RE:RE:RE:RE:RE:RE:RE:RE:RE:RE:RE:RE:RE:RE:RE:RE:RE:RE:RE:four asked to re bid
Hmmm. If there is an area that the annual reports were weak or left us in the dark it would be the tax credits. Significant tax credits were noted for the first time in June 2018 annual report.
Consider the early investments at 20c.
The tax credits represent ...
1. a significant portion of the underlying value, or
2. an important margin of safety, or
3. both
===
June 2016
There were 45M shares that were underwater but had significant tax credits.
0.8M
-3.4M
= -2.6M
tax credits = 40%*18M=7M
(-2.6M+7.0M)/45M shares = 9.8c/sh
===
Insufficient cash was raised for bulk sampling.

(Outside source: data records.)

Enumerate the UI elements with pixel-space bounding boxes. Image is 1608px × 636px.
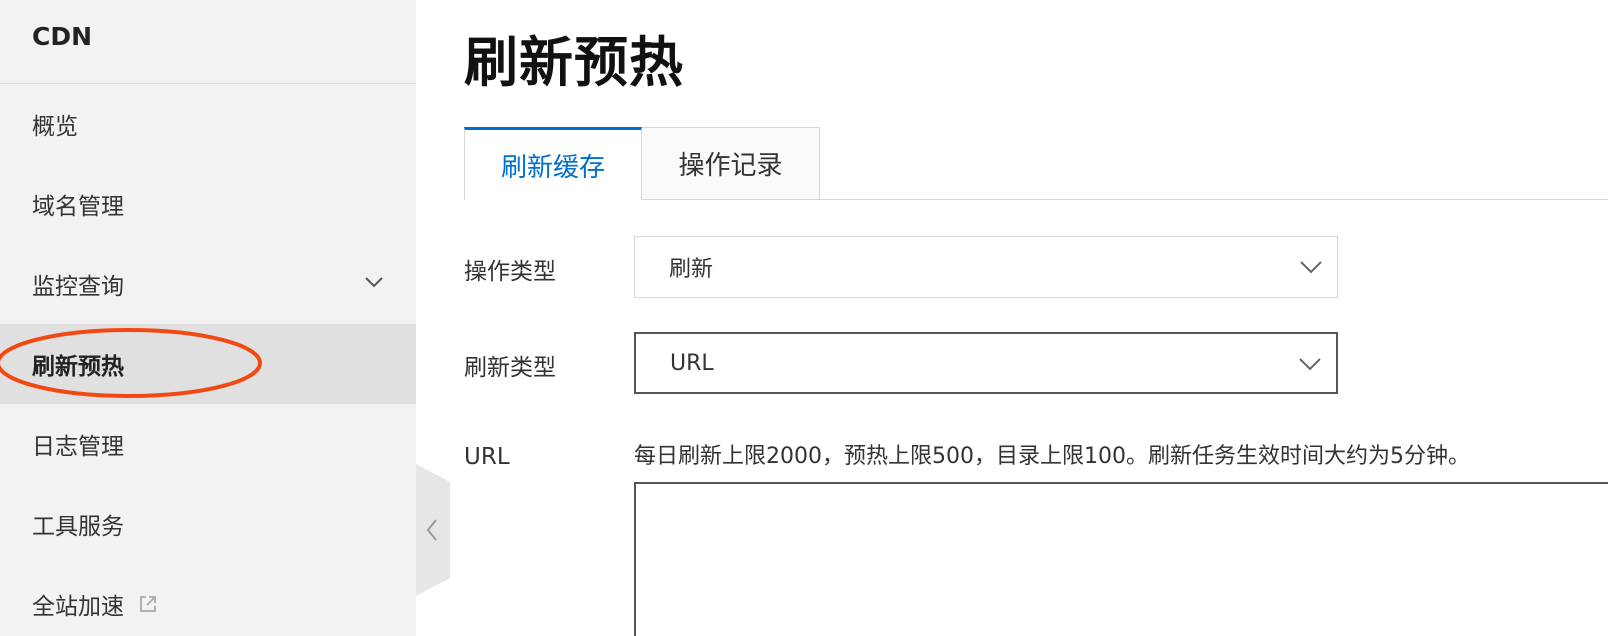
sidebar-header: CDN	[0, 0, 416, 84]
sidebar-item-refresh-preload[interactable]: 刷新预热	[0, 324, 416, 404]
sidebar-item-label: 工具服务	[32, 514, 124, 540]
tab-label: 刷新缓存	[500, 152, 605, 183]
chevron-down-icon	[1300, 261, 1322, 274]
sidebar-item-log-management[interactable]: 日志管理	[0, 404, 416, 484]
chevron-down-icon[interactable]	[364, 272, 384, 292]
url-hint-text: 每日刷新上限2000，预热上限500，目录上限100。刷新任务生效时间大约为5分…	[634, 444, 1470, 469]
tab-operation-records[interactable]: 操作记录	[642, 127, 820, 199]
sidebar-item-label: 概览	[32, 114, 78, 140]
operation-type-label: 操作类型	[464, 259, 556, 285]
sidebar: CDN 概览 域名管理 监控查询 刷新预热 日志管理 工具服务 全站加速	[0, 0, 416, 636]
sidebar-item-overview[interactable]: 概览	[0, 84, 416, 164]
sidebar-item-label: 日志管理	[32, 434, 124, 460]
operation-type-value: 刷新	[669, 257, 714, 282]
operation-type-select[interactable]: 刷新	[634, 236, 1338, 298]
brand-title: CDN	[32, 22, 93, 51]
refresh-type-select[interactable]: URL	[634, 332, 1338, 394]
url-textarea[interactable]	[634, 482, 1608, 636]
sidebar-item-monitoring[interactable]: 监控查询	[0, 244, 416, 324]
chevron-down-icon	[1299, 358, 1321, 371]
tab-refresh-cache[interactable]: 刷新缓存	[464, 127, 642, 200]
tab-label: 操作记录	[678, 151, 783, 181]
sidebar-collapse-handle[interactable]	[416, 464, 450, 596]
sidebar-item-tool-services[interactable]: 工具服务	[0, 484, 416, 564]
refresh-type-label: 刷新类型	[464, 355, 556, 381]
sidebar-item-domain-management[interactable]: 域名管理	[0, 164, 416, 244]
sidebar-item-site-acceleration[interactable]: 全站加速	[0, 564, 416, 636]
sidebar-item-label: 监控查询	[32, 274, 124, 300]
page-title: 刷新预热	[464, 31, 684, 94]
sidebar-item-label: 全站加速	[32, 594, 124, 620]
main-content: 刷新预热 刷新缓存 操作记录 操作类型 刷新 刷新类型 URL URL 每日刷新…	[464, 0, 1608, 636]
tab-bar: 刷新缓存 操作记录	[464, 127, 1608, 200]
sidebar-item-label: 刷新预热	[32, 354, 124, 380]
sidebar-item-label: 域名管理	[32, 194, 124, 220]
app: CDN 概览 域名管理 监控查询 刷新预热 日志管理 工具服务 全站加速 刷新预…	[0, 0, 1608, 636]
external-link-icon	[140, 596, 156, 612]
refresh-type-value: URL	[670, 350, 714, 376]
url-label: URL	[464, 444, 510, 470]
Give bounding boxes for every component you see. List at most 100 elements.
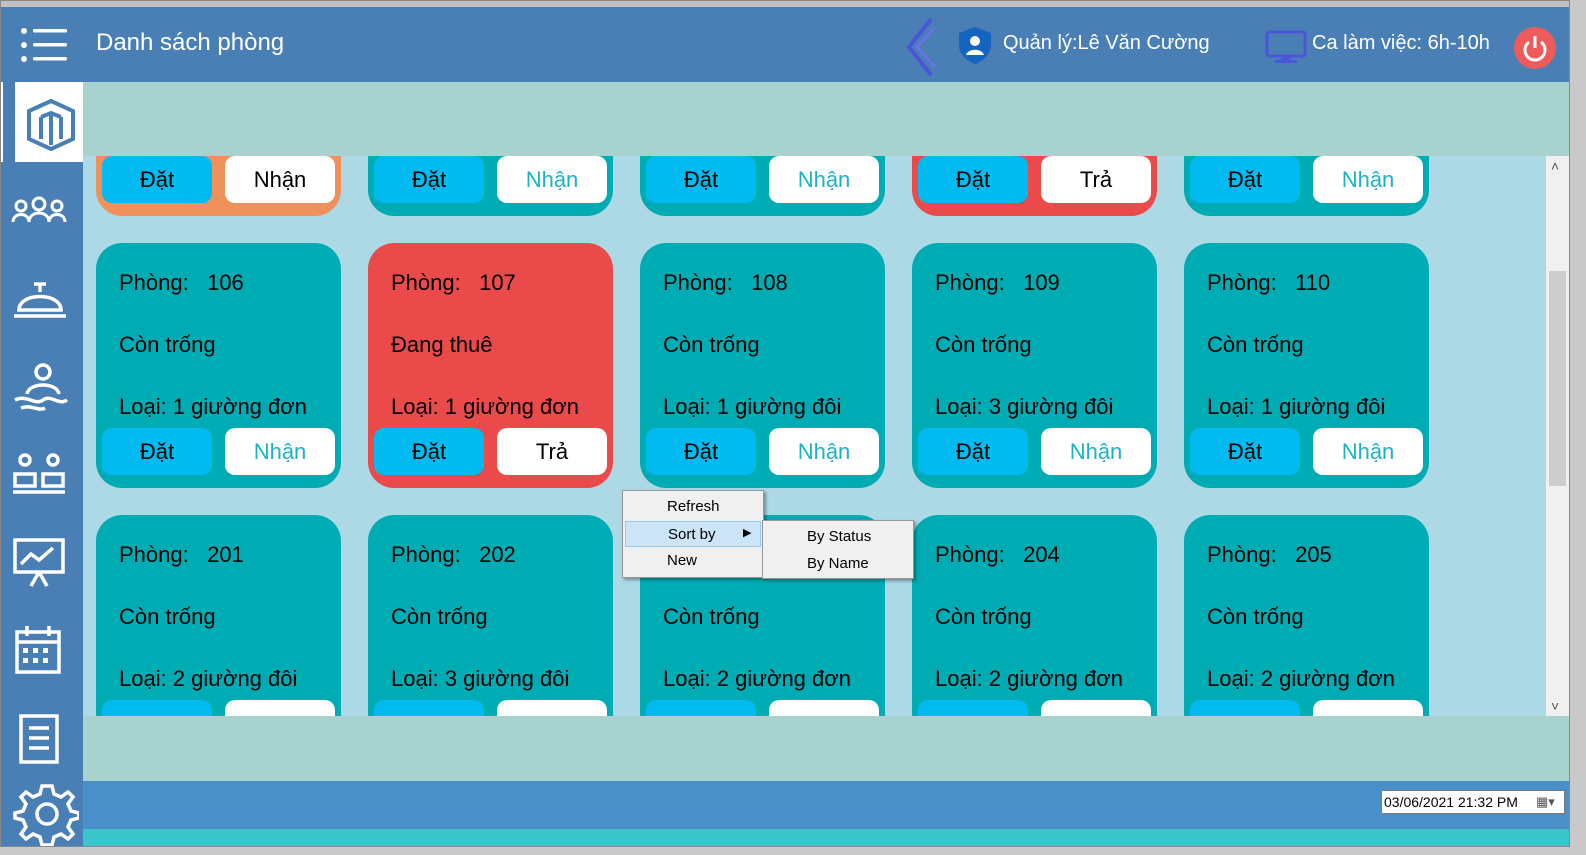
power-button[interactable]: [1514, 27, 1556, 69]
checkin-button[interactable]: Nhận: [1313, 156, 1423, 203]
checkin-button[interactable]: Nhận: [1313, 428, 1423, 475]
invoice-icon: [19, 714, 59, 764]
room-type: Loại: 2 giường đơn: [1207, 666, 1395, 691]
customers-icon: [11, 196, 67, 223]
power-icon: [1523, 36, 1547, 62]
checkin-button[interactable]: Nhận: [225, 156, 335, 203]
room-card[interactable]: Đặt Nhận: [96, 156, 341, 216]
checkin-button[interactable]: Nhận: [497, 156, 607, 203]
vertical-scrollbar[interactable]: ˄ ˅: [1546, 156, 1569, 716]
manager-name: Quản lý:Lê Văn Cường: [1003, 32, 1210, 54]
book-button[interactable]: [102, 700, 212, 716]
book-button[interactable]: Đặt: [1190, 156, 1300, 203]
book-button[interactable]: Đặt: [1190, 428, 1300, 475]
book-button[interactable]: Đặt: [102, 156, 212, 203]
scroll-up-arrow-icon[interactable]: ˄: [1551, 158, 1559, 174]
checkin-button[interactable]: [1313, 700, 1423, 716]
room-card[interactable]: Đặt Nhận: [640, 156, 885, 216]
menu-item-by-name[interactable]: By Name: [765, 551, 911, 575]
checkin-button[interactable]: Nhận: [769, 428, 879, 475]
menu-item-new[interactable]: New: [625, 548, 761, 572]
room-number: Phòng: 110: [1207, 270, 1330, 296]
room-status: Còn trống: [119, 332, 216, 357]
book-button[interactable]: [646, 700, 756, 716]
room-type: Loại: 3 giường đôi: [935, 394, 1114, 419]
checkin-button[interactable]: [225, 700, 335, 716]
menu-item-sort-by[interactable]: Sort by ▶: [625, 521, 761, 547]
datetime-picker[interactable]: 03/06/2021 21:32 PM ▦▾: [1381, 790, 1565, 814]
sort-submenu: By Status By Name: [762, 520, 914, 579]
collapse-chevron-icon[interactable]: [901, 15, 941, 79]
sidebar-item-staff[interactable]: [1, 434, 83, 514]
menu-item-refresh[interactable]: Refresh: [625, 494, 761, 518]
menu-item-label: Refresh: [667, 498, 720, 515]
settings-icon: [13, 784, 79, 846]
sidebar-item-services[interactable]: [1, 258, 83, 338]
room-number: Phòng: 204: [935, 542, 1060, 568]
room-number-value: 110: [1295, 270, 1331, 295]
toolbar-band: [83, 82, 1569, 156]
room-card[interactable]: Phòng: 106 Còn trống Loại: 1 giường đơn …: [96, 243, 341, 488]
book-button[interactable]: Đặt: [374, 428, 484, 475]
scrollbar-thumb[interactable]: [1549, 271, 1566, 486]
room-card[interactable]: Đặt Nhận: [368, 156, 613, 216]
sidebar-item-rooms[interactable]: [1, 82, 83, 170]
book-button[interactable]: [374, 700, 484, 716]
sidebar-item-settings[interactable]: [1, 776, 83, 846]
book-button[interactable]: Đặt: [646, 428, 756, 475]
book-button[interactable]: [1190, 700, 1300, 716]
room-number-value: 109: [1023, 270, 1060, 295]
room-number: Phòng: 202: [391, 542, 516, 568]
checkin-button[interactable]: Nhận: [769, 156, 879, 203]
sidebar-item-invoices[interactable]: [1, 698, 83, 778]
checkin-button[interactable]: [1041, 700, 1151, 716]
room-card[interactable]: Phòng: 201 Còn trống Loại: 2 giường đôi: [96, 515, 341, 716]
room-card[interactable]: Phòng: 204 Còn trống Loại: 2 giường đơn: [912, 515, 1157, 716]
room-card[interactable]: Phòng: 110 Còn trống Loại: 1 giường đôi …: [1184, 243, 1429, 488]
room-number: Phòng: 205: [1207, 542, 1332, 568]
calendar-dropdown-icon[interactable]: ▦▾: [1536, 794, 1555, 810]
room-label: Phòng:: [663, 270, 733, 295]
staff-icon: [13, 453, 65, 494]
room-label: Phòng:: [391, 542, 461, 567]
menu-item-by-status[interactable]: By Status: [765, 524, 911, 548]
room-number: Phòng: 109: [935, 270, 1060, 296]
room-status: Còn trống: [935, 332, 1032, 357]
sidebar-item-customers[interactable]: [1, 170, 83, 250]
book-button[interactable]: Đặt: [918, 428, 1028, 475]
sidebar-item-calendar[interactable]: [1, 610, 83, 690]
room-card[interactable]: Đặt Nhận: [1184, 156, 1429, 216]
menu-button[interactable]: [5, 7, 83, 82]
room-number: Phòng: 201: [119, 542, 244, 568]
room-type: Loại: 1 giường đơn: [119, 394, 307, 419]
menu-item-label: New: [667, 552, 698, 569]
room-card[interactable]: Phòng: 108 Còn trống Loại: 1 giường đôi …: [640, 243, 885, 488]
room-card[interactable]: Phòng: 202 Còn trống Loại: 3 giường đôi: [368, 515, 613, 716]
room-card[interactable]: Phòng: 205 Còn trống Loại: 2 giường đơn: [1184, 515, 1429, 716]
scroll-down-arrow-icon[interactable]: ˅: [1551, 698, 1559, 714]
header-bar: Danh sách phòng Quản lý:Lê Văn Cường Ca …: [1, 7, 1569, 82]
checkin-button[interactable]: Nhận: [225, 428, 335, 475]
book-button[interactable]: Đặt: [918, 156, 1028, 203]
room-number-value: 201: [207, 542, 244, 567]
room-grid[interactable]: Đặt Nhận Đặt Nhận Đặt Nhận Đặt Trả Đặt N…: [83, 156, 1546, 716]
sidebar-item-statistics[interactable]: [1, 522, 83, 602]
book-button[interactable]: Đặt: [646, 156, 756, 203]
room-label: Phòng:: [119, 542, 189, 567]
checkout-button[interactable]: Trả: [497, 428, 607, 475]
room-status: Đang thuê: [391, 332, 493, 357]
room-type: Loại: 2 giường đôi: [119, 666, 298, 691]
room-card[interactable]: Đặt Trả: [912, 156, 1157, 216]
room-label: Phòng:: [119, 270, 189, 295]
room-card[interactable]: Phòng: 107 Đang thuê Loại: 1 giường đơn …: [368, 243, 613, 488]
checkin-button[interactable]: [769, 700, 879, 716]
book-button[interactable]: [918, 700, 1028, 716]
book-button[interactable]: Đặt: [102, 428, 212, 475]
checkout-button[interactable]: Trả: [1041, 156, 1151, 203]
checkin-button[interactable]: Nhận: [1041, 428, 1151, 475]
checkin-button[interactable]: [497, 700, 607, 716]
room-card[interactable]: Phòng: 109 Còn trống Loại: 3 giường đôi …: [912, 243, 1157, 488]
book-button[interactable]: Đặt: [374, 156, 484, 203]
sidebar-item-guests[interactable]: [1, 346, 83, 426]
room-status: Còn trống: [119, 604, 216, 629]
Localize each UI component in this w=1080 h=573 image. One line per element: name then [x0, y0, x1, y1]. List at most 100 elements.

The tax credits represented half the value.
June 2017
25.0M
- 16.5M
= 8.5M
tax credits = 40% * 20M = 8M
(8.5M+8.0M)/123M shares = 13.4c/sh
===
June 2018
If one includes the tax credits there was little change in the value post bulk sampling.
33.0M
- 19.9M
= 13.1M
tax credits = 40% * $24M = $10M
(13.1M+10.0M)/175M shares = 13.2c/sh
===
Notes:
1. use 80% of the deficit as an estimate of the tax credits.
2. assume that the tax-credits could be sold at 50% of their value.